First the deck log for today (Whoot!  two days in a row!  I’m on a roll!)

Deck Log for today. Sorry it's so dark. Transcription to follow.

So here’s what that says: ————————-

Friday, 3 December 1943

Pg. 47

Zone Description +5

0000-1200

Moored starboard side to port side of another submarine at Berth A, Pier 3 Coco Sola, Canal Zone

J.E. Casey, Lieut. USN

1200-2400

Moored as before

J.W. Liddell, Lt. USNR

————————-

Most people know the Panama Canal is cut across the narrowest part of Panama, and hence, the narrowest point of North and South America.  What I didn’t know however, was that the canal does not cut straight through the land of Panama, it cuts from the Atlantic coast to a lake called Gatun, then from Gatun to the Pacific Ocean.  But Gatun is partially created through damming a number of the rivers that fed out of the lake into the oceans, so it is too, partially man-made.  It’s fascinating really.

Here’s a Map:

It took me a while to make this. It's a composite of a few different maps, each of which (of course) had something I needed to show, and lots of extra stuff I didn't. So here's the end result. Flier is in Coco Solo circled on top. When she goes through the Panama Canal, it will only take one day. It just won't be today. Tomorrow doesn't look good either.
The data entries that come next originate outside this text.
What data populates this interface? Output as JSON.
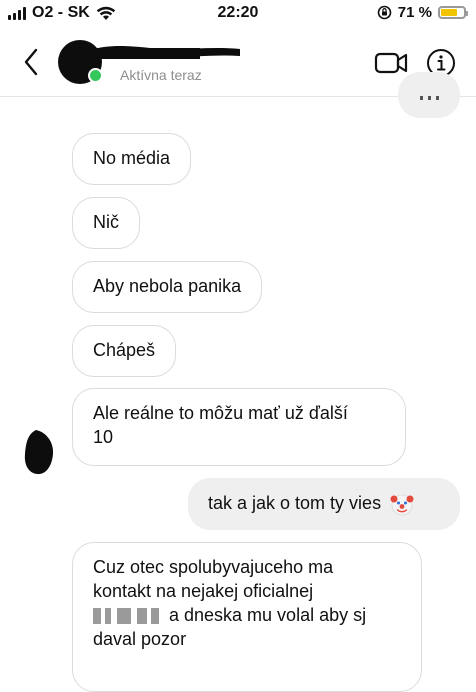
{
  "status_bar": {
    "carrier": "O2 - SK",
    "time": "22:20",
    "battery_percent": "71 %",
    "battery_level": 0.71,
    "icons": [
      "signal-icon",
      "wifi-icon",
      "orientation-lock-icon",
      "battery-icon"
    ]
  },
  "header": {
    "presence": "Aktívna teraz",
    "icons": [
      "back-chevron-icon",
      "video-call-icon",
      "info-icon"
    ],
    "online_color": "#34c759"
  },
  "messages": [
    {
      "direction": "received",
      "text": "No média"
    },
    {
      "direction": "received",
      "text": "Nič"
    },
    {
      "direction": "received",
      "text": "Aby nebola panika"
    },
    {
      "direction": "received",
      "text": "Chápeš"
    },
    {
      "direction": "received",
      "lines": [
        "Ale reálne to môžu mať už ďalší",
        "10"
      ]
    },
    {
      "direction": "sent",
      "text": "tak a jak o tom ty vies",
      "emoji": "clown-face-icon"
    },
    {
      "direction": "received",
      "lines": [
        "Cuz otec spolubyvajuceho ma",
        "kontakt na nejakej oficialnej",
        "a dneska mu volal aby sj",
        "daval pozor"
      ]
    }
  ],
  "colors": {
    "sent_bubble": "#efefef",
    "received_border": "#dbdbdb",
    "battery_fill": "#f2c400"
  }
}
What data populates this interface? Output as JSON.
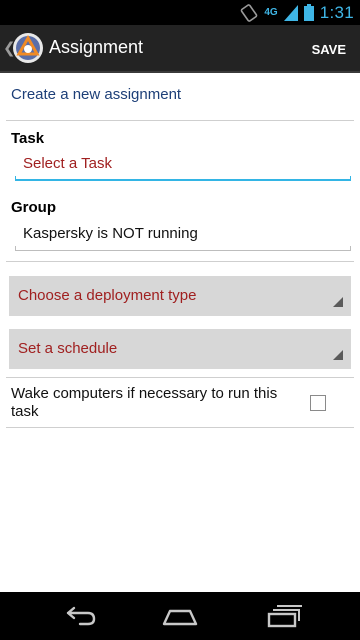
{
  "status_bar": {
    "network": "4G",
    "time": "1:31",
    "accent_color": "#3fb6e6"
  },
  "action_bar": {
    "title": "Assignment",
    "save_label": "SAVE",
    "logo_icon": "app-logo-icon"
  },
  "form": {
    "heading": "Create a new assignment",
    "task": {
      "label": "Task",
      "placeholder": "Select a Task"
    },
    "group": {
      "label": "Group",
      "value": "Kaspersky is NOT running"
    },
    "deployment_type": {
      "value": "Choose a deployment type"
    },
    "schedule": {
      "value": "Set a schedule"
    },
    "wake": {
      "label": "Wake computers if necessary to run this task",
      "checked": false
    }
  },
  "nav_bar": {
    "icons": [
      "back-icon",
      "home-icon",
      "recent-apps-icon"
    ]
  },
  "colors": {
    "action_bar": "#232323",
    "heading": "#1d3f78",
    "placeholder": "#a02020",
    "focus_underline": "#33b5e5",
    "spinner_bg": "#d7d7d7"
  }
}
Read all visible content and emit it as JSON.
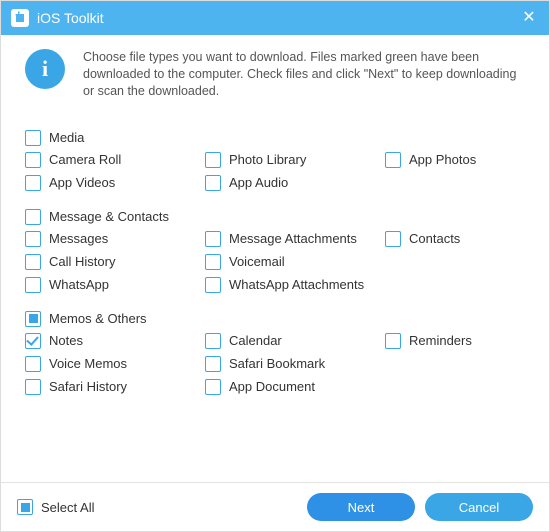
{
  "window": {
    "title": "iOS Toolkit",
    "close_glyph": "✕"
  },
  "intro": {
    "info_glyph": "i",
    "text": "Choose file types you want to download. Files marked green have been downloaded to the computer. Check files and click \"Next\" to keep downloading or scan the downloaded."
  },
  "sections": [
    {
      "name": "media",
      "header": "Media",
      "header_state": "unchecked",
      "rows": [
        [
          {
            "id": "camera-roll",
            "label": "Camera Roll",
            "state": "unchecked"
          },
          {
            "id": "photo-library",
            "label": "Photo Library",
            "state": "unchecked"
          },
          {
            "id": "app-photos",
            "label": "App Photos",
            "state": "unchecked"
          }
        ],
        [
          {
            "id": "app-videos",
            "label": "App Videos",
            "state": "unchecked"
          },
          {
            "id": "app-audio",
            "label": "App Audio",
            "state": "unchecked"
          }
        ]
      ]
    },
    {
      "name": "message-contacts",
      "header": "Message & Contacts",
      "header_state": "unchecked",
      "rows": [
        [
          {
            "id": "messages",
            "label": "Messages",
            "state": "unchecked"
          },
          {
            "id": "message-attachments",
            "label": "Message Attachments",
            "state": "unchecked"
          },
          {
            "id": "contacts",
            "label": "Contacts",
            "state": "unchecked"
          }
        ],
        [
          {
            "id": "call-history",
            "label": "Call History",
            "state": "unchecked"
          },
          {
            "id": "voicemail",
            "label": "Voicemail",
            "state": "unchecked"
          }
        ],
        [
          {
            "id": "whatsapp",
            "label": "WhatsApp",
            "state": "unchecked"
          },
          {
            "id": "whatsapp-attachments",
            "label": "WhatsApp Attachments",
            "state": "unchecked"
          }
        ]
      ]
    },
    {
      "name": "memos-others",
      "header": "Memos & Others",
      "header_state": "partial",
      "rows": [
        [
          {
            "id": "notes",
            "label": "Notes",
            "state": "checked"
          },
          {
            "id": "calendar",
            "label": "Calendar",
            "state": "unchecked"
          },
          {
            "id": "reminders",
            "label": "Reminders",
            "state": "unchecked"
          }
        ],
        [
          {
            "id": "voice-memos",
            "label": "Voice Memos",
            "state": "unchecked"
          },
          {
            "id": "safari-bookmark",
            "label": "Safari Bookmark",
            "state": "unchecked"
          }
        ],
        [
          {
            "id": "safari-history",
            "label": "Safari History",
            "state": "unchecked"
          },
          {
            "id": "app-document",
            "label": "App Document",
            "state": "unchecked"
          }
        ]
      ]
    }
  ],
  "footer": {
    "select_all": {
      "label": "Select All",
      "state": "partial"
    },
    "next": "Next",
    "cancel": "Cancel"
  }
}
Going through the Panama Canal is dangerous enough that any ship needs a trained pilot to go through.  There are a limit to how many of these pilots there are, so, regardless of the fact that Flier is at the Panama Canal, it will be another two days before she goes through. (Today the wait time is generally between 20-30 hours.

In the meantime, the men had some time to get out and about and on the town.

I just listened to Jim All’s account of Panama (It’s not long, but interesting–and yes, I am editing it.  I’m catalouging it on the other computer as I am typing on this one.) and hope to have that edited soon.  Having to learn Adobe Premier is quite the learning curve, but I’m working on it.  He remembered docking at Colon, not Coco Solo that the records state, but then again, the two cities were across a bay from one another.  Coco Solo was essentially the secured military district, and Colon was the actual town.  They were there for four days, and when not on duty, I can guess where most of the men ended up.  Jim did say he “had a great time”.  How great, he wouldn’t say beyond that!

Coco Solo is on the bottom left, the edges of Colon on the upper right. Taken in 1941, this is the military base Flier is tied to on this date in 1943.

Taken a few years earlier (when O-boats were all the rage) this is a close up of the submarine base in Coco Solo. No idea if this photo shows "Pier A, Berth 3" that Flier is tied to. Be really cool if it did though.

Well, I tried to post two days in a row.  Had I typed faster or Midnight not been so stealthy passing four minutes ago…oh well.